Have you ever heard the song “Rock With You” by Michael Jackson? That was the bass player that recorded the original with Quincy Jones, Bobby Watson, but you weren’t that close so I guess you couldn’t see you were in the presence of greatness, nor would you know anyways I guess. That’s why $40 is a great price so you can stand in front of legends, beyond seeing our great headliner Ky-Mani Marley, what they don’t pay you enough to do a real review?

#1 all proceeds go to the rainforest and community, “THE BIG PART OF THE STORY YOU LEAVE OUT” You do not mention The Concerts for Earth Foundation once.
#2 you get the best “cover band” in the world with musical legends. And the people loved it, and next year will be much bigger and we will have more than one week to sell tickets having permits in line much sooner. You see Mr. Chipembre there was much at play when two american’s are trying to do something good that also happens to be big in Costa Rica, they get stalled until people believe in them and they have proved themselves. They only gave us one week to sell tickets dude, that’s what happened, now we are past this “test”. Now we will continue to bring historic acts to Costa Rica and the people will love it. And since you don’t like to pay for admission and just take the show for free that cost many thousands of dollars to produce out of good faith and BALLS. You don’t have to come to the next one.
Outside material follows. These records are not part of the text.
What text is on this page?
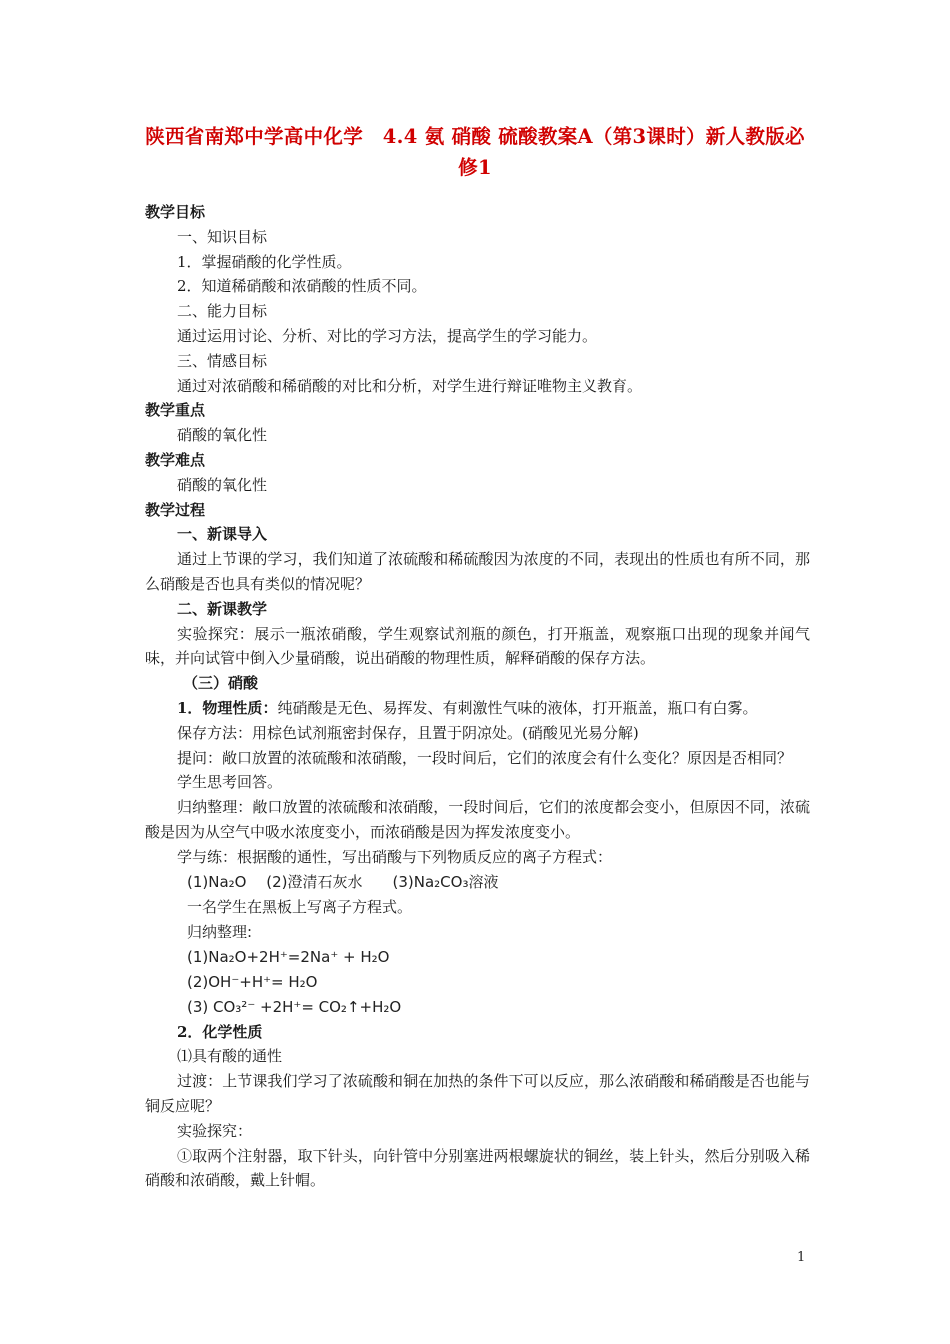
陕西省南郑中学高中化学　4.4 氨 硝酸 硫酸教案A（第3课时）新人教版必修1
教学目标
一、知识目标
1．掌握硝酸的化学性质。
2．知道稀硝酸和浓硝酸的性质不同。
二、能力目标
通过运用讨论、分析、对比的学习方法，提高学生的学习能力。
三、情感目标
通过对浓硝酸和稀硝酸的对比和分析，对学生进行辩证唯物主义教育。
教学重点
硝酸的氧化性
教学难点
硝酸的氧化性
教学过程
一、新课导入
通过上节课的学习，我们知道了浓硫酸和稀硫酸因为浓度的不同，表现出的性质也有所不同，那么硝酸是否也具有类似的情况呢？
二、新课教学
实验探究：展示一瓶浓硝酸，学生观察试剂瓶的颜色，打开瓶盖，观察瓶口出现的现象并闻气味，并向试管中倒入少量硝酸，说出硝酸的物理性质，解释硝酸的保存方法。
（三）硝酸
1．物理性质：纯硝酸是无色、易挥发、有刺激性气味的液体，打开瓶盖，瓶口有白雾。
保存方法：用棕色试剂瓶密封保存，且置于阴凉处。(硝酸见光易分解)
提问：敞口放置的浓硫酸和浓硝酸，一段时间后，它们的浓度会有什么变化？原因是否相同？
学生思考回答。
归纳整理：敞口放置的浓硫酸和浓硝酸，一段时间后，它们的浓度都会变小，但原因不同，浓硫酸是因为从空气中吸水浓度变小，而浓硝酸是因为挥发浓度变小。
学与练：根据酸的通性，写出硝酸与下列物质反应的离子方程式：
(1)Na₂O　 (2)澄清石灰水　　(3)Na₂CO₃溶液
一名学生在黑板上写离子方程式。
归纳整理:
(1)Na₂O+2H⁺=2Na⁺ + H₂O
(2)OH⁻+H⁺= H₂O
(3) CO₃²⁻ +2H⁺= CO₂↑+H₂O
2．化学性质
⑴具有酸的通性
过渡：上节课我们学习了浓硫酸和铜在加热的条件下可以反应，那么浓硝酸和稀硝酸是否也能与铜反应呢？
实验探究：
①取两个注射器，取下针头，向针管中分别塞进两根螺旋状的铜丝，装上针头，然后分别吸入稀硝酸和浓硝酸，戴上针帽。
1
Please tell your superiors to send a real journalist next time who at least knows the weather in CR before being critical about the producers who are doing this not to make money but out of charity and love for the people and nature of Talamanca. A journal who will buy a ticket to the show he is going to critic, duh? Tell them to give this one some per diem so he gets to come into the show actually for an honest review.

Why not get on board with supporting Talamanca or anything else Mr. Chipembre and buy a ticket next time you attend a benefit concert you cheap bastard, that you even mention you decided to, in effect steal the show, from a charity event, is amazing to me but don’t mention the charity itself, gross even.

The people were happy Mr. Chipembre. many kids will never forget this experience and we have started something that is growing and will benefit many in this area in the future. We were told by several business’s that because of the tough year if we hadn’t done the show they would have had to close but it got them trough to the high season. But that’s not in your article either is it. Did you bother to do any interviewing in town at all doesn’t sound like it. Sounds like your the hack, not me.

Yes the freak rain killed us the night before in the DRY SEASON, but in a normal year with normal ground water a rain the night before which happened wouldn’t have been a problem, we had monsoons dude. And we still tried to give the people a party, why not be supportive and mention the good work THE CONCERTS FOR EARTH FOUNDATION is doing for Talamanca that no one else is willing to. We made history that night and you took it for free from the street with your family even, so tackey.